Dans le sillage de ces travaux, Edward Buffie et d’autres économistes du FMI (2012) ont récemment modélisé les effets macroéconomiques de l’investissement public réalisé dans les pays à faible revenu. Ces derniers font toujours face à d’importants défis infrastructurels. Puisque les montants d’aides qu’ils perçoivent restent relativement limités, ils pourraient être incités à profiter du faible niveau de leur dette et de leur plus grand accès aux marchés du crédit pour financer ces dépenses publiques par endettement. Buffie et al. se proposent dans ce cadre d’identifier les risques associés aux différents modes de financement à disposition des autorités publiques. Leur modèle se caractérise par une fonction de production néoclassique et incorpore du capital privé et du capital public. Puisque ce dernier est productif, son accumulation élève directement le niveau de production, mais évince également une partie de l’investissement privé.
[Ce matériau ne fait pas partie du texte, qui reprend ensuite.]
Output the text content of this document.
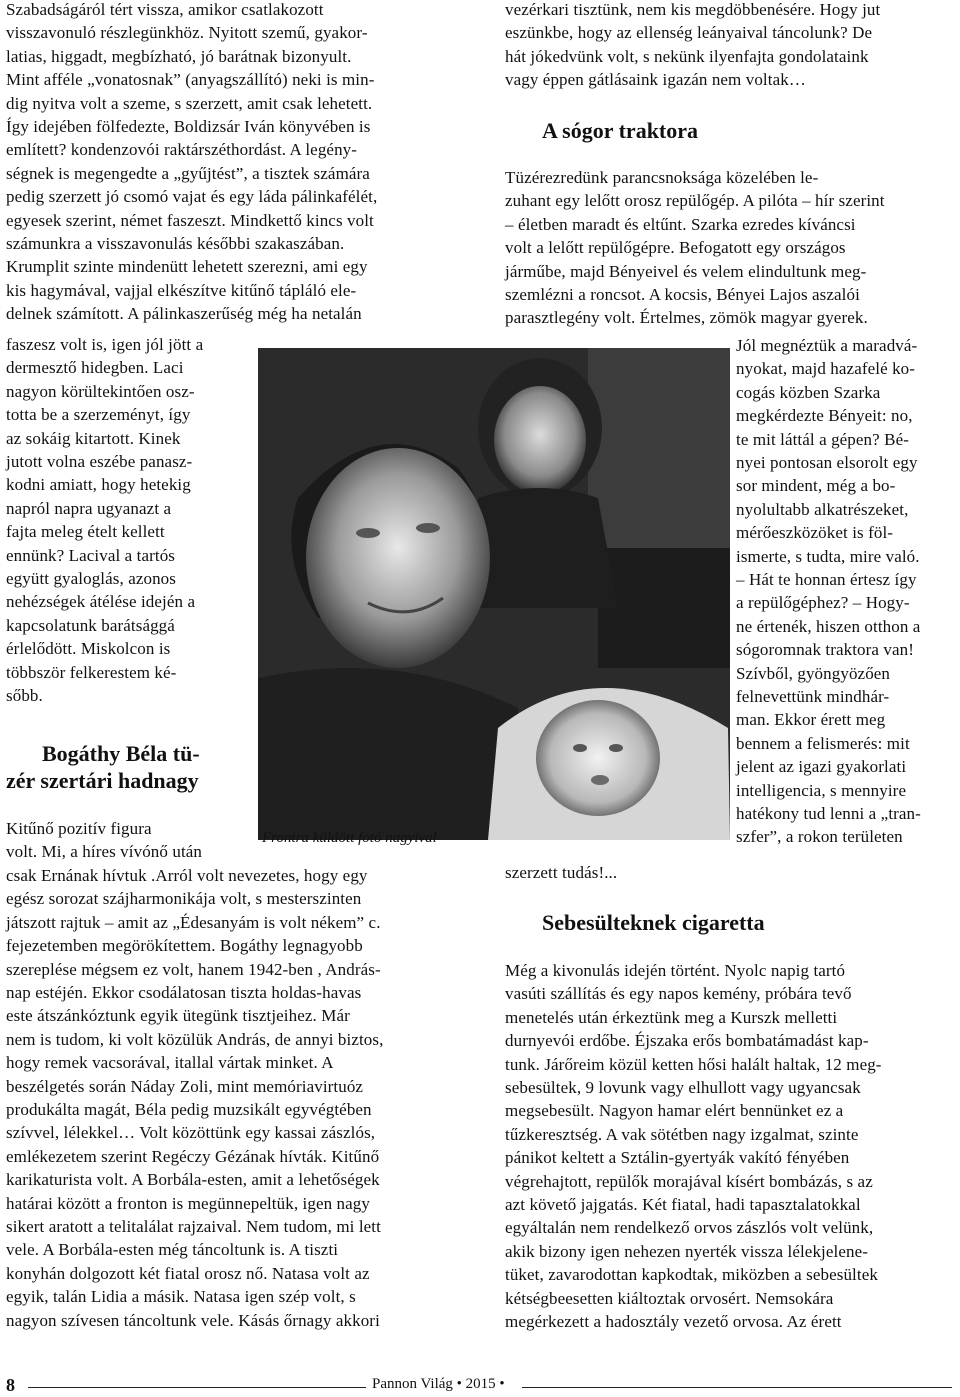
Szabadságáról tért vissza, amikor csatlakozott
visszavonuló részlegünkhöz. Nyitott szemű, gyakor-
latias, higgadt, megbízható, jó barátnak bizonyult.
Mint afféle „vonatosnak” (anyagszállító) neki is min-
dig nyitva volt a szeme, s szerzett, amit csak lehetett.
Így idejében fölfedezte, Boldizsár Iván könyvében is
említett? kondenzovói raktárszéthordást. A legény-
ségnek is megengedte a „gyűjtést”, a tisztek számára
pedig szerzett jó csomó vajat és egy láda pálinkafélét,
egyesek szerint, német faszeszt. Mindkettő kincs volt
számunkra a visszavonulás későbbi szakaszában.
Krumplit szinte mindenütt lehetett szerezni, ami egy
kis hagymával, vajjal elkészítve kitűnő tápláló ele-
delnek számított. A pálinkaszerűség még ha netalán
faszesz volt is, igen jól jött a
dermesztő hidegben. Laci
nagyon körültekintően osz-
totta be a szerzeményt, így
az sokáig kitartott. Kinek
jutott volna eszébe panasz-
kodni amiatt, hogy hetekig
napról napra ugyanazt a
fajta meleg ételt kellett
ennünk? Lacival a tartós
együtt gyaloglás, azonos
nehézségek átélése idején a
kapcsolatunk barátsággá
érlelődött. Miskolcon is
többször felkerestem ké-
sőbb.
Bogáthy Béla tü-
zér szertári hadnagy
Kitűnő pozitív figura
volt. Mi, a híres vívónő után
csak Ernának hívtuk .Arról volt nevezetes, hogy egy
egész sorozat szájharmonikája volt, s mesterszinten
játszott rajtuk – amit az „Édesanyám is volt nékem” c.
fejezetemben megörökítettem. Bogáthy legnagyobb
szereplése mégsem ez volt, hanem 1942-ben , András-
nap estéjén. Ekkor csodálatosan tiszta holdas-havas
este átszánkóztunk egyik ütegünk tisztjeihez. Már
nem is tudom, ki volt közülük András, de annyi biztos,
hogy remek vacsorával, itallal vártak minket. A
beszélgetés során Náday Zoli, mint memóriavirtuóz
produkálta magát, Béla pedig muzsikált egyvégtében
szívvel, lélekkel… Volt közöttünk egy kassai zászlós,
emlékezetem szerint Regéczy Gézának hívták. Kitűnő
karikaturista volt. A Borbála-esten, amit a lehetőségek
határai között a fronton is megünnepeltük, igen nagy
sikert aratott a telitalálat rajzaival. Nem tudom, mi lett
vele. A Borbála-esten még táncoltunk is. A tiszti
konyhán dolgozott két fiatal orosz nő. Natasa volt az
egyik, talán Lidia a másik. Natasa igen szép volt, s
nagyon szívesen táncoltunk vele. Kásás őrnagy akkori
Frontra küldött fotó nagyival
vezérkari tisztünk, nem kis megdöbbenésére. Hogy jut
eszünkbe, hogy az ellenség leányaival táncolunk? De
hát jókedvünk volt, s nekünk ilyenfajta gondolataink
vagy éppen gátlásaink igazán nem voltak…
A sógor traktora
Tüzérezredünk parancsnoksága közelében le-
zuhant egy lelőtt orosz repülőgép. A pilóta – hír szerint
– életben maradt és eltűnt. Szarka ezredes kíváncsi
volt a lelőtt repülőgépre. Befogatott egy országos
járműbe, majd Bényeivel és velem elindultunk meg-
szemlézni a roncsot. A kocsis, Bényei Lajos aszalói
parasztlegény volt. Értelmes, zömök magyar gyerek.
Jól megnéztük a maradvá-
nyokat, majd hazafelé ko-
cogás közben Szarka
megkérdezte Bényeit: no,
te mit láttál a gépen? Bé-
nyei pontosan elsorolt egy
sor mindent, még a bo-
nyolultabb alkatrészeket,
mérőeszközöket is föl-
ismerte, s tudta, mire való.
– Hát te honnan értesz így
a repülőgéphez? – Hogy-
ne értenék, hiszen otthon a
sógoromnak traktora van!
Szívből, gyöngyözően
felnevettünk mindhár-
man. Ekkor érett meg
bennem a felismerés: mit
jelent az igazi gyakorlati
intelligencia, s mennyire
hatékony tud lenni a „tran-
szfer”, a rokon területen
szerzett tudás!...
Sebesülteknek cigaretta
Még a kivonulás idején történt. Nyolc napig tartó
vasúti szállítás és egy napos kemény, próbára tevő
menetelés után érkeztünk meg a Kurszk melletti
durnyevói erdőbe. Éjszaka erős bombatámadást kap-
tunk. Járőreim közül ketten hősi halált haltak, 12 meg-
sebesültek, 9 lovunk vagy elhullott vagy ugyancsak
megsebesült. Nagyon hamar elért bennünket ez a
tűzkeresztség. A vak sötétben nagy izgalmat, szinte
pánikot keltett a Sztálin-gyertyák vakító fényében
végrehajtott, repülők morajával kísért bombázás, s az
azt követő jajgatás. Két fiatal, hadi tapasztalatokkal
egyáltalán nem rendelkező orvos zászlós volt velünk,
akik bizony igen nehezen nyerték vissza lélekjelene-
tüket, zavarodottan kapkodtak, miközben a sebesültek
kétségbeesetten kiáltoztak orvosért. Nemsokára
megérkezett a hadosztály vezető orvosa. Az érett
8	Pannon Világ • 2015 •
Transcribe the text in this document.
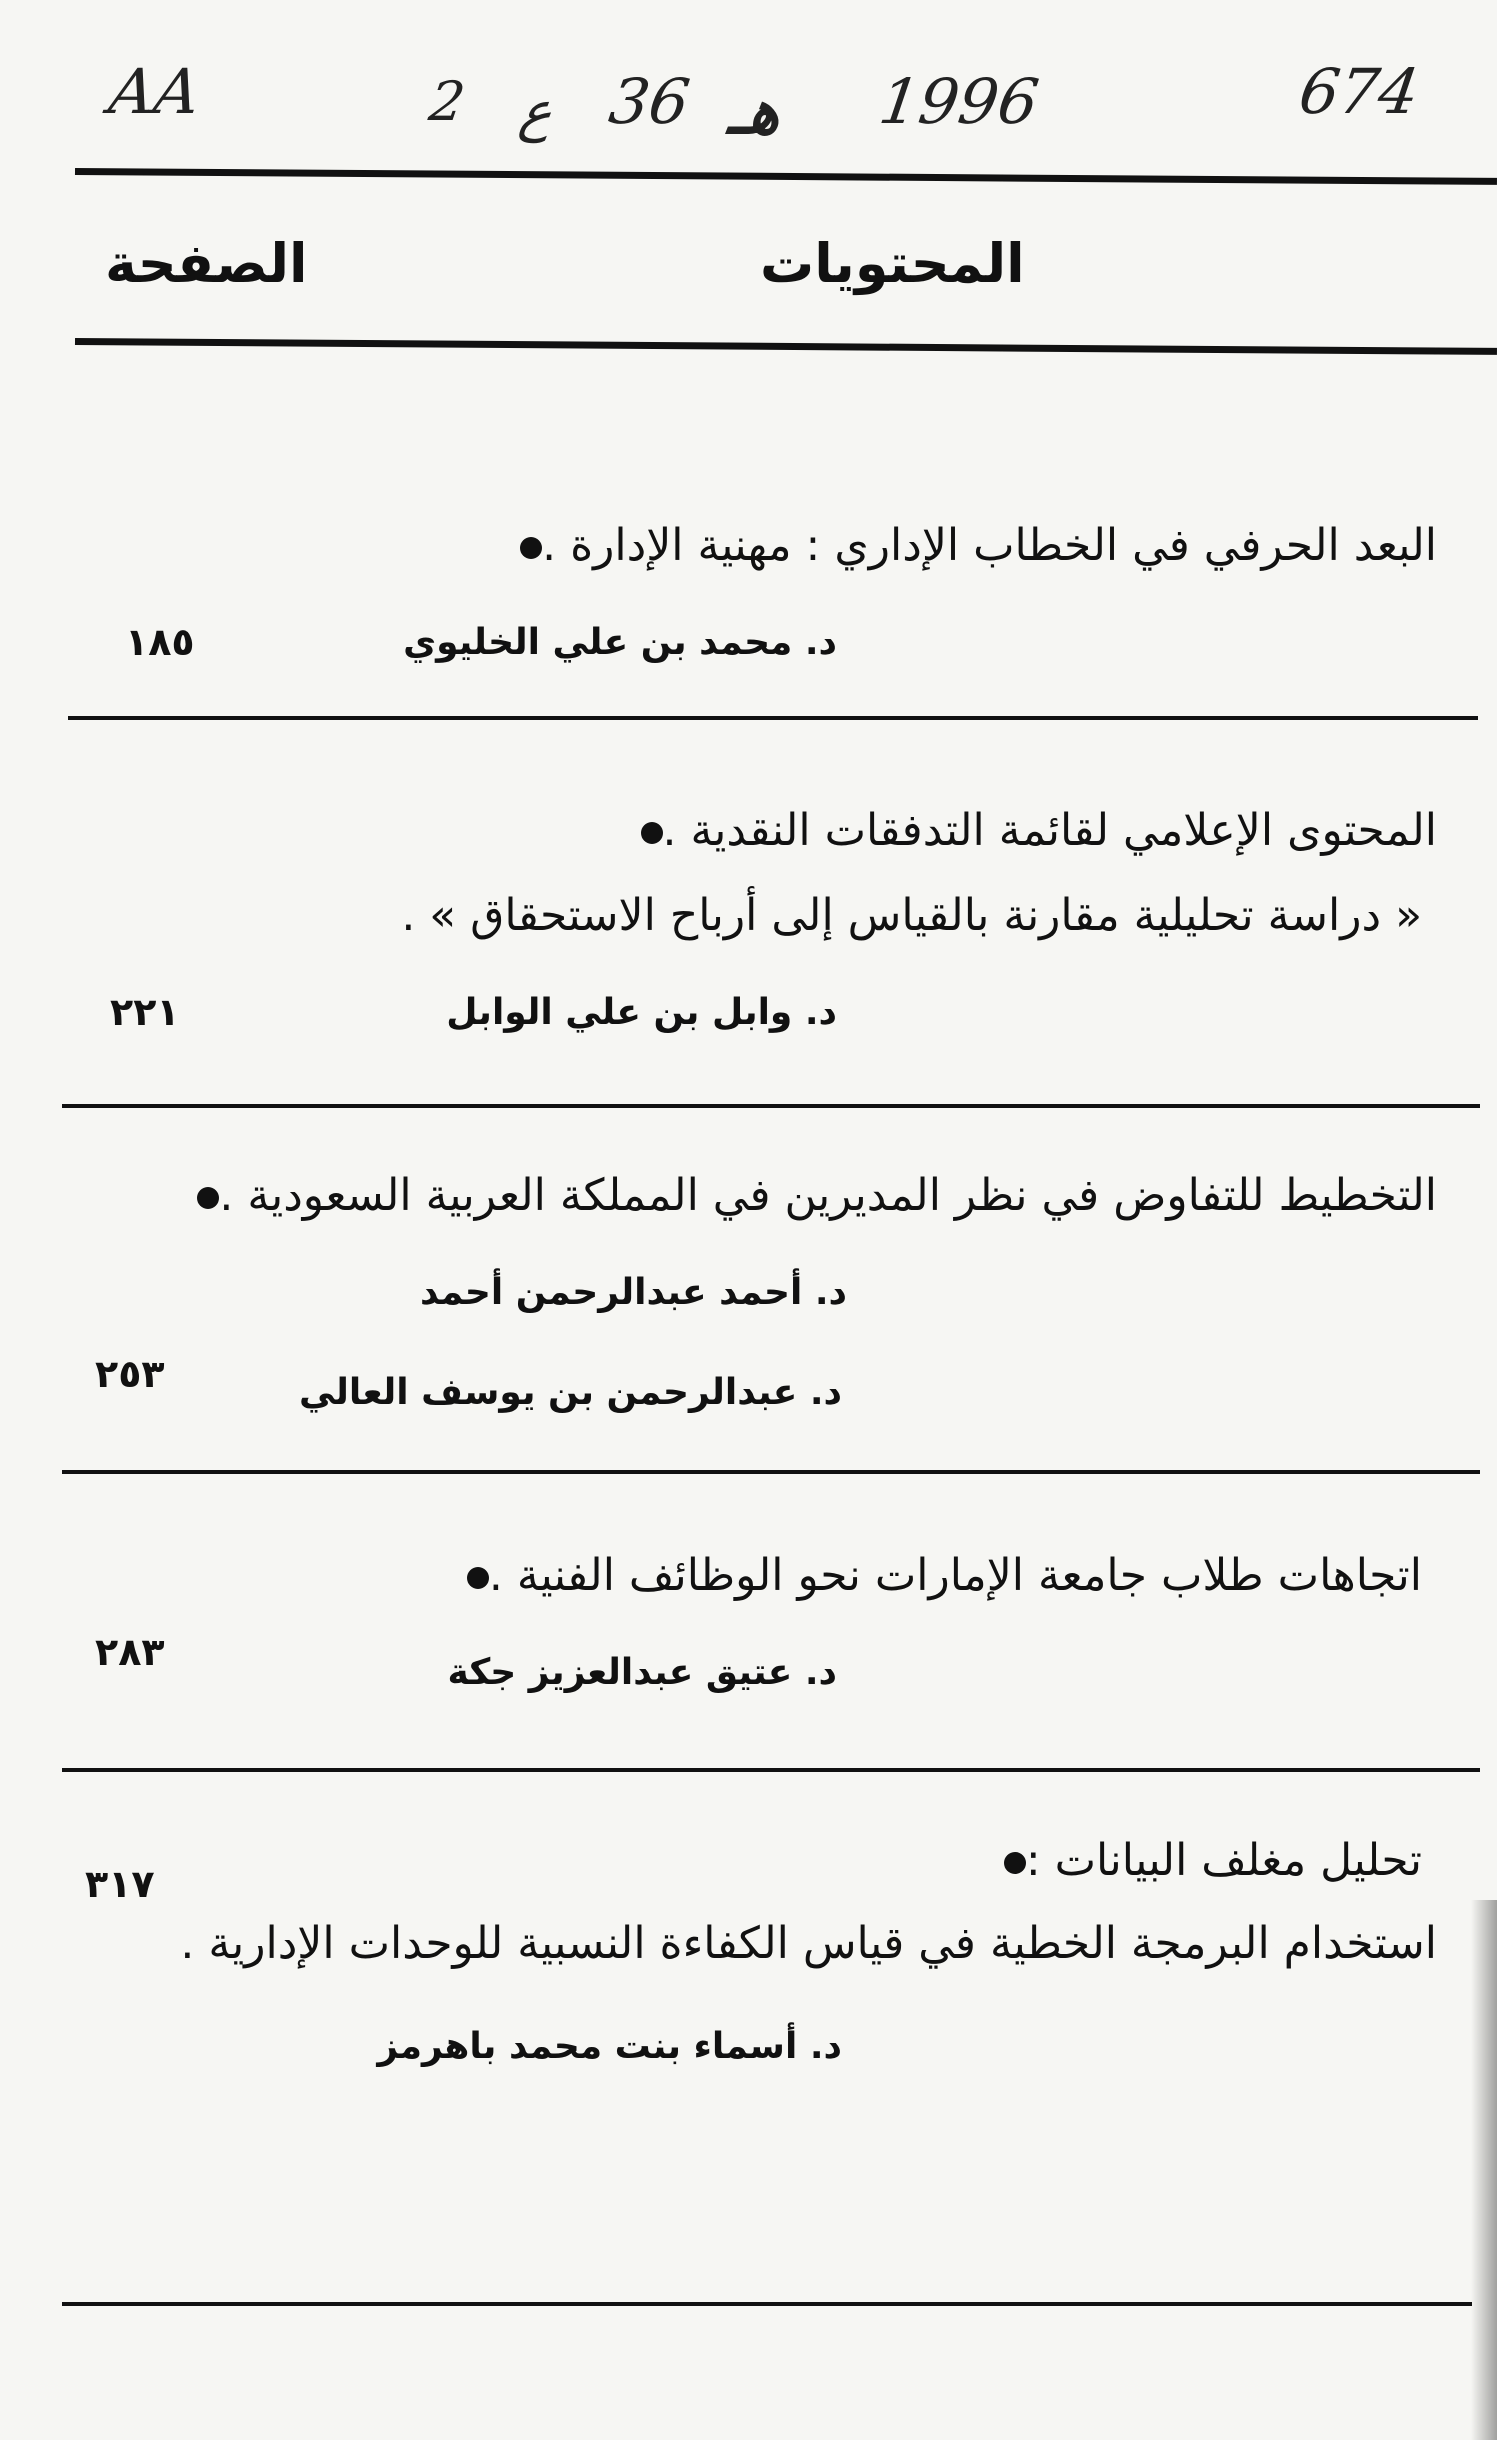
AA	2 ع 36 هـ 1996	674
المحتويات
الصفحة
البعد الحرفي في الخطاب الإداري : مهنية الإدارة .
د. محمد بن علي الخليوي
١٨٥
المحتوى الإعلامي لقائمة التدفقات النقدية .
« دراسة تحليلية مقارنة بالقياس إلى أرباح الاستحقاق » .
د. وابل بن علي الوابل
٢٢١
التخطيط للتفاوض في نظر المديرين في المملكة العربية السعودية .
د. أحمد عبدالرحمن أحمد
د. عبدالرحمن بن يوسف العالي
٢٥٣
اتجاهات طلاب جامعة الإمارات نحو الوظائف الفنية .
د. عتيق عبدالعزيز جكة
٢٨٣
تحليل مغلف البيانات :
استخدام البرمجة الخطية في قياس الكفاءة النسبية للوحدات الإدارية .
د. أسماء بنت محمد باهرمز
٣١٧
Ce modèle prend en compte deux importants problèmes auxquels les gouvernements de pays à faibles revenus font face. Tout d’abord, les hausses dans l’investissement public n’impliquent pas forcément une hausse équivalente du stock de capital public. Une partie des dépenses publiques peuvent être gaspillées ou dépensées dans des projets à faibles rendements, ce qui réduit l’efficacité de l’investissement. Ensuite, des problèmes de coordination et des goulots d’étranglement dans l’offre durant la période de gestation des projets d’investissement vont entraîner un problème de capacité d’absorption. Les taux d’investissement particulièrement élevés peuvent entraîner des dépassements de budget et peser sur le budget public. Par conséquent, l’impact final de l’investissement public du capital va être particulièrement sensible à son niveau d’efficacité et à la capacité d’absorption.

Les résultats de Buffie et al. laissent apparaît que les surcroîts de production et de revenu permis par l’investissement public ont un impact positif sur les finances publiques. Les hausses de l’investissement en infrastructures peuvent ainsi s’autofinancer à long terme, mais des difficultés sont susceptibles de survenir à court terme si le coût du programme d’investissement n’est pas entièrement couvert par le financement concessionnel. Couvrir l’écart en augmentant les impôts ou réduisant les dépenses publiques entraîne de sévères ajustements macroéconomiques : l’investissement privé et la consommation sont partiellement évincés, tandis que les bénéfices de l’investissement public en termes de croissance sont retardés dans leur matérialisation. Financer le surcoût en utilisant le marché de la dette domestique s’avère aussi peu avantageux : la hausse subséquente des taux domestiques accroît les difficultés de financement et s’accompagne à nouveau d’une éviction de l’investissement privé et de la consommation. L’appel à l’épargne étrangère facilite la mise en œuvre des ajustements, mais n’est pas dénuée de risques. Ainsi, l’endettement public peut rapidement devenir insoutenable en raison de la faiblesse des taux de rendement, de l’inefficacité de l’investissement public, de la lenteur des ajustements budgétaires ou de la faible capacité d’absorption.

 

Références Martin ANOTA

BARRO, Robert (1990), « Government Spending in a Simple Model of Endogenous Growth », in Journal of Political Economy, vol. 98, n° 5.

BUFFIE, Edward, Andrew BERG, Catherine PATTILLO, Rafael PORTILLO, and Luis-Felipe ZANNA (2012), « Public Investment, Growth and Debt Sustainability: Putting Together the Pieces », IMF working paper, juin.

FUTAGAMI, Koichi, Yuichi MORITA and Akihisa SHIBATA (1993), « Dynamic Analysis of an Endogenous Growth Model with Public Capital », in Scandinavian Journal of Economics, vol. 95, n° 4.

GREINER, Alfred (2007), « An Endogenous Growth Model with Public Capital and Sustainable Government Debt », in The Japanese Economic Review, vol. 58, n° 3.

GUELLEC, Dominique, & Pierre RALLE (2003), Les Nouvelles Théories de la croissance, troisième édition, La Découverte, Paris.

TURNOVSKY, Stephen J. (1995), Methods of Macroeconomic Dynamics, MIT Press, Cambridge.